Geistiger Gehalt der bühnenmäßigen Aufführung
Erschienen in: Recherchen 168: Der urheberrechtliche Schutz performativer Kunst – Theater, Aktion, Performance (09/2023)
Als das Aufführungsrecht für dramatische und dramatisch-musikalische Werke in § 50 des deutschen Reichsgesetzes vom 11. Juni 1870940 gesetzlich anerkannt wurde, ging man von der Annahme aus, dass es keinen Unterschied machen dürfe, ob der Sinn bzw. die Handlung eines Werkes durch das Mittel der Sprache oder durch das bewegte Spiel im Raum, durch Gestik und Mimik des ausübenden Künstlers zum Ausdruck gebracht würde.941 Entsprechend wurde der gedankliche Inhalt von bühnenmäßigen Aufführungen eines Sprachwerkes mit demjenigen dramatischer Texte gleichgesetzt.
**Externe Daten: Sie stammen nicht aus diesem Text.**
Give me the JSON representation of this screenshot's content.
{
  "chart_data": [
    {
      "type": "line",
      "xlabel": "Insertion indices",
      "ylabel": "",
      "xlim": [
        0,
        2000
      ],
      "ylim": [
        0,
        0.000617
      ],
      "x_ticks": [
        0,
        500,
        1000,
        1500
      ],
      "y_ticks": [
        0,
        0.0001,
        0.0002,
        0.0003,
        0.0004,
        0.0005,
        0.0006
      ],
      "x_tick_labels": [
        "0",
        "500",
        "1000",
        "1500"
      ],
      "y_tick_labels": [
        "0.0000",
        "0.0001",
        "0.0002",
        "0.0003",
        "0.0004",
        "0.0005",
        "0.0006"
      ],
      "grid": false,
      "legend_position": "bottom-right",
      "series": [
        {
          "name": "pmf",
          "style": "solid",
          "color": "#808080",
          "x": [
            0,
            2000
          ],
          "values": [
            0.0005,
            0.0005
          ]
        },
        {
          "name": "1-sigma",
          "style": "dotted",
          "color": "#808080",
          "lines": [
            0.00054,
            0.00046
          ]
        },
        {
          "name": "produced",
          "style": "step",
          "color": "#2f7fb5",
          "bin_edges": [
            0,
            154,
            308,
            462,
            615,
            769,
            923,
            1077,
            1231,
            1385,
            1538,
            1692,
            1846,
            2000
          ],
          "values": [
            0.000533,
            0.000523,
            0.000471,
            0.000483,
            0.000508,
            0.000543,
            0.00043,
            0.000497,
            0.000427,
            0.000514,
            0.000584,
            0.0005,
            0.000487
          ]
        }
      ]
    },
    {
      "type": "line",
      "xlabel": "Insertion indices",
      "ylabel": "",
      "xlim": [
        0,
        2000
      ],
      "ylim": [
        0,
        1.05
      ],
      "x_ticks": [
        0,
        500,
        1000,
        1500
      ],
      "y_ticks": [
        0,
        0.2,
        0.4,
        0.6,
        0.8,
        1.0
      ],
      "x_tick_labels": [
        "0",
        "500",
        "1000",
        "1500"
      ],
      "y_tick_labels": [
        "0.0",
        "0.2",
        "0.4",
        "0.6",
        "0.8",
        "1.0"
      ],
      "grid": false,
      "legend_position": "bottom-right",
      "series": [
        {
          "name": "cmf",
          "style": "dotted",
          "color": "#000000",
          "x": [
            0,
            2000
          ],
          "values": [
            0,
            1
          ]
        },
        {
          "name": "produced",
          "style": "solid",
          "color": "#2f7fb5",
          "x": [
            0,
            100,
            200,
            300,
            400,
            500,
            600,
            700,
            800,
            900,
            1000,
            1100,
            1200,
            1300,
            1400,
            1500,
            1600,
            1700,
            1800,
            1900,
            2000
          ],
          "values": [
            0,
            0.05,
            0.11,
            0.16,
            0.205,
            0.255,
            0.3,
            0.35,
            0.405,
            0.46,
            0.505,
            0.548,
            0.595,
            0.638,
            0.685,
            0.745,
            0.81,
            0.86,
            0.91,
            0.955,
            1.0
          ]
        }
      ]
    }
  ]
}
Diese Auffassung hat sich, wie im Kapitel über die wahrnehmbare Formgestaltung dargestellt, bis heute erhalten.942 Der BGH geht in ständiger Rechtsprechung davon aus, dass eine bühnenmäßige Aufführung eines Werkes vorliegt, »wenn dem Publikum durch das bewegte Spiel im Raum der gedankliche Inhalt des aufgeführten Werkes vermittelt wird«.943 In Bezug auf bühnenmäßige Aufführungen von Sprachwerken folgt daraus, dass in und mit der bühnenmäßigen Aufführung der dem geschützten Sprachwerk entnommene geistige Gehalt durch das bewegte Spiel zum Ausdruck gebracht wird.944
Da der geistige Gehalt von Sprachwerken nach ständiger Rechtsprechung seinen Niederschlag in der Gedankenformung und Gedankenführung des dargestellten Inhalts und/oder in der besonderen geistvollen Form und Art der Sammlung, Einteilung und Anordnung des dargebotenen Stoffs findet,945 ist...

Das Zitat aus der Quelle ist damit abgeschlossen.